Auprès de mon vieil arbre
Un peu partout en France, des citoyens prennent la défense des arbres. J’ai été frappée par Heidi, jeune femme de 20 ans qui s’était enchaînée au sommet du frêne centenaire de son village. Je suis admirative de l’engagement de Thomas Brail, jardinier arboriste, qui s’est perché en haut d’un platane planté en 1814, bloquant ainsi le projet d’aménagement et d’abattage de plusieurs arbres vénérables au pied de la tour Eiffel. Récemment, dans la lutte menée contre la construction de l’autoroute A69, les militants écologistes ont eu la bonne idée de donner des prénoms aux vieux platanes menacés.
Ces actions militantes ont ceci de remarquable qu’elles braquent les projecteurs sur cette entité si particulière qu’est un vieil arbre, ce roi du vivant qui ne mérite pas d’être englouti dans la logique des chiffres : un milliard d’arbres seront plantés d’ici 2032, a lancé le président de la République ; les projets de reboisement financés par des entreprises, qui augmentent ainsi leurs crédits carbone, se multiplient. Jusqu’au principe de compensation environnementale créé par la loi de 2016, qui conduit à une surenchère absurde. Par exemple, le concessionnaire Atosca promet de replanter cinq arbres pour chaque arbre sacrifié dans la construction de l’autoroute A69.
Mais comment peut-on mettre sur un même plan l’arbre qui a traversé des décennies, voire des siècles et celui tout juste sorti de la pépinière, chétif, taillé pour répondre aux contraintes du transport ?
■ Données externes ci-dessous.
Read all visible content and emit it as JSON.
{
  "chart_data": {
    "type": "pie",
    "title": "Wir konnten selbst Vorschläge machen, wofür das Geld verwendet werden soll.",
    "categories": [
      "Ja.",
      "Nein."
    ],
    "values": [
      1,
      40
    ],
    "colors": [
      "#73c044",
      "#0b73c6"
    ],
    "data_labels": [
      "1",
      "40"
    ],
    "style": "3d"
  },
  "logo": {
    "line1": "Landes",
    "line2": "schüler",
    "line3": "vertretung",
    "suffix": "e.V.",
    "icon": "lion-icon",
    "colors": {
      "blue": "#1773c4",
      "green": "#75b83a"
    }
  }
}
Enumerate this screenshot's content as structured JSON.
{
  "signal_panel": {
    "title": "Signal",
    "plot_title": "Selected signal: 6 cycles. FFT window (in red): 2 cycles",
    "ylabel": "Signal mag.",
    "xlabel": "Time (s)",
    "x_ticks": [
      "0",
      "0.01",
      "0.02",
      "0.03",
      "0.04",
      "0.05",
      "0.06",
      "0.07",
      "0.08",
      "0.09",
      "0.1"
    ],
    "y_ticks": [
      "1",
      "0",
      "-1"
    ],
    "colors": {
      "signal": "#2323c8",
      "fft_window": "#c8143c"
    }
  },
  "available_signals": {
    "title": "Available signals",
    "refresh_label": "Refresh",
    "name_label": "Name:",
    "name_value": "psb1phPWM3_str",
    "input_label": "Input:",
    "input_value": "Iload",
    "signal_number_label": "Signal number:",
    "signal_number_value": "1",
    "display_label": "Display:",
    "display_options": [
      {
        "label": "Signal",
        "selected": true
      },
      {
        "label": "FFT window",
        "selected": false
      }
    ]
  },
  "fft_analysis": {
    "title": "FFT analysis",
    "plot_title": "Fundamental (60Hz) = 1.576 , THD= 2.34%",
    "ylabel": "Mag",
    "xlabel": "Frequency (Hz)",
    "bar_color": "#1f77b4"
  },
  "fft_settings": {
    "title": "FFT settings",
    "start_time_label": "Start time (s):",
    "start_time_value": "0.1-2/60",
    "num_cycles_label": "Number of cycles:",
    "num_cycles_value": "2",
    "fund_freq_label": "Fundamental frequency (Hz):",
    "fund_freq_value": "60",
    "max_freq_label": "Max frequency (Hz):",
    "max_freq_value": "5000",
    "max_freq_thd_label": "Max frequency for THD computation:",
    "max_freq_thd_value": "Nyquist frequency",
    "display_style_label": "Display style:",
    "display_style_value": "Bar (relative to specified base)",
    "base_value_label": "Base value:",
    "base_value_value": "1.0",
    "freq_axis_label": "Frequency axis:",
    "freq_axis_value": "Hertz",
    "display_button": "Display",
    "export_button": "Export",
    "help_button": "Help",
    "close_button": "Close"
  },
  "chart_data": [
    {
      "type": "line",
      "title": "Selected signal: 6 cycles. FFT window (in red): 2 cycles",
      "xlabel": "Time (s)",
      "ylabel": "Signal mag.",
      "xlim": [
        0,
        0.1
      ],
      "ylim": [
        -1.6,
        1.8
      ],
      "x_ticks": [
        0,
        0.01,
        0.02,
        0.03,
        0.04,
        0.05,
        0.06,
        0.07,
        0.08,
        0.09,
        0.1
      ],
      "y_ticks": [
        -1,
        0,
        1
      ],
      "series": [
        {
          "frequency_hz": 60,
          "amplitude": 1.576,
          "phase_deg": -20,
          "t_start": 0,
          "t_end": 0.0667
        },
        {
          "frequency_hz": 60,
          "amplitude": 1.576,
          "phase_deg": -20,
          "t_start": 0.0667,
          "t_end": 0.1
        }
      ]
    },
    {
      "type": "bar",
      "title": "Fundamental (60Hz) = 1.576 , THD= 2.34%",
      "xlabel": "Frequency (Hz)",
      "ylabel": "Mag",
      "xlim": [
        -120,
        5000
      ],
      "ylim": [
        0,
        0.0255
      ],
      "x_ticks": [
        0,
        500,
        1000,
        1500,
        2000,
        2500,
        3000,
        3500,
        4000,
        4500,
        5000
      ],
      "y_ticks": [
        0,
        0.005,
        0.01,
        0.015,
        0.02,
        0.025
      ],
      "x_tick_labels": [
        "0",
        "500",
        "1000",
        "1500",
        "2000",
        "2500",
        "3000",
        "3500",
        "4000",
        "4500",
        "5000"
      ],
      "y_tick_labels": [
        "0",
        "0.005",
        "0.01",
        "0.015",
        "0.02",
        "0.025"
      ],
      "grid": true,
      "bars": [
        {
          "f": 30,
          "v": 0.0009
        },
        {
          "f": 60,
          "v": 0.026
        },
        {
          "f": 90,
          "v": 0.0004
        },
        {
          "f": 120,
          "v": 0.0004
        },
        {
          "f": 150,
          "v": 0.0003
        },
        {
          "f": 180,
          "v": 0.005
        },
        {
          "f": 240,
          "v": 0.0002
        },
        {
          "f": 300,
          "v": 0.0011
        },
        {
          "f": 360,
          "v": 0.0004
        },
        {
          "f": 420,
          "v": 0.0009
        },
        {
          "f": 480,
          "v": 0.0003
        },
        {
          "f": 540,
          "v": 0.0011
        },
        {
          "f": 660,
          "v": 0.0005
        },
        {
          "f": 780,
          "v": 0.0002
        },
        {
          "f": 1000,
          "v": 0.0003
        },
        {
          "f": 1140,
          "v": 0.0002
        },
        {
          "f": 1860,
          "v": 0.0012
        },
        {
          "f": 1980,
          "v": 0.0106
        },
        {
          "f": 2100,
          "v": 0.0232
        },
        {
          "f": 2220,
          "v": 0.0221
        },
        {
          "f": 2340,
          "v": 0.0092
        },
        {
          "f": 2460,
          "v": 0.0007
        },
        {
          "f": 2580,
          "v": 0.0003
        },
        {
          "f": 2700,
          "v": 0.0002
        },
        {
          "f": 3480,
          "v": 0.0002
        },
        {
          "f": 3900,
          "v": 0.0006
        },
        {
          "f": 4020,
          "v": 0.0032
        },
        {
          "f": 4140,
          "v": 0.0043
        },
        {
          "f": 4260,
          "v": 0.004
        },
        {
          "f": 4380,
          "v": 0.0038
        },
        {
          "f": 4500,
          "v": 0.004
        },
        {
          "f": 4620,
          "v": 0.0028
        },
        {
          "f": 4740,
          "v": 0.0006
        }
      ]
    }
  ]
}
Démultiplier les plantations n’a pas de sens si nous ne prenons pas conscience de l’importance de préserver les vieux arbres, dont le rôle est majeur. La botaniste et biochimiste Diana Beresford-Kroeger explique que ces arbres arrivés à maturité fournissent la totalité des nutriments essentiels au développement de l’ensemble du monde naturel. De son côté, le forestier Peter Wohlleben insiste sur leur capacité à stocker davantage de CO2 que leurs jeunes congénères.
Ces arguments ne sont pas entendus. Même en ville, où leur rareté devrait nous inciter à y faire attention, on les abat sans état d’âme, dès que l’on détecte la présence d’un parasite. En questionnant les raisons de telles décisions, je me suis souvent heurtée à des avis techniques bien peu étayés… et à l’indifférence. Les commanditaires et auteurs de ces abattages ne se montrent même pas désolés, n’imaginent pas que l’on aurait pu préserver ce spécimen dans la force de l’âge si on s’en était mieux occupé. À 120 ans, un arbre achève tout juste sa jeunesse !
Notre société est surtout séduite par la vitesse… Heureusement, elle compte encore bon nombre de flâneurs et de grimpeurs d’arbres invétérés.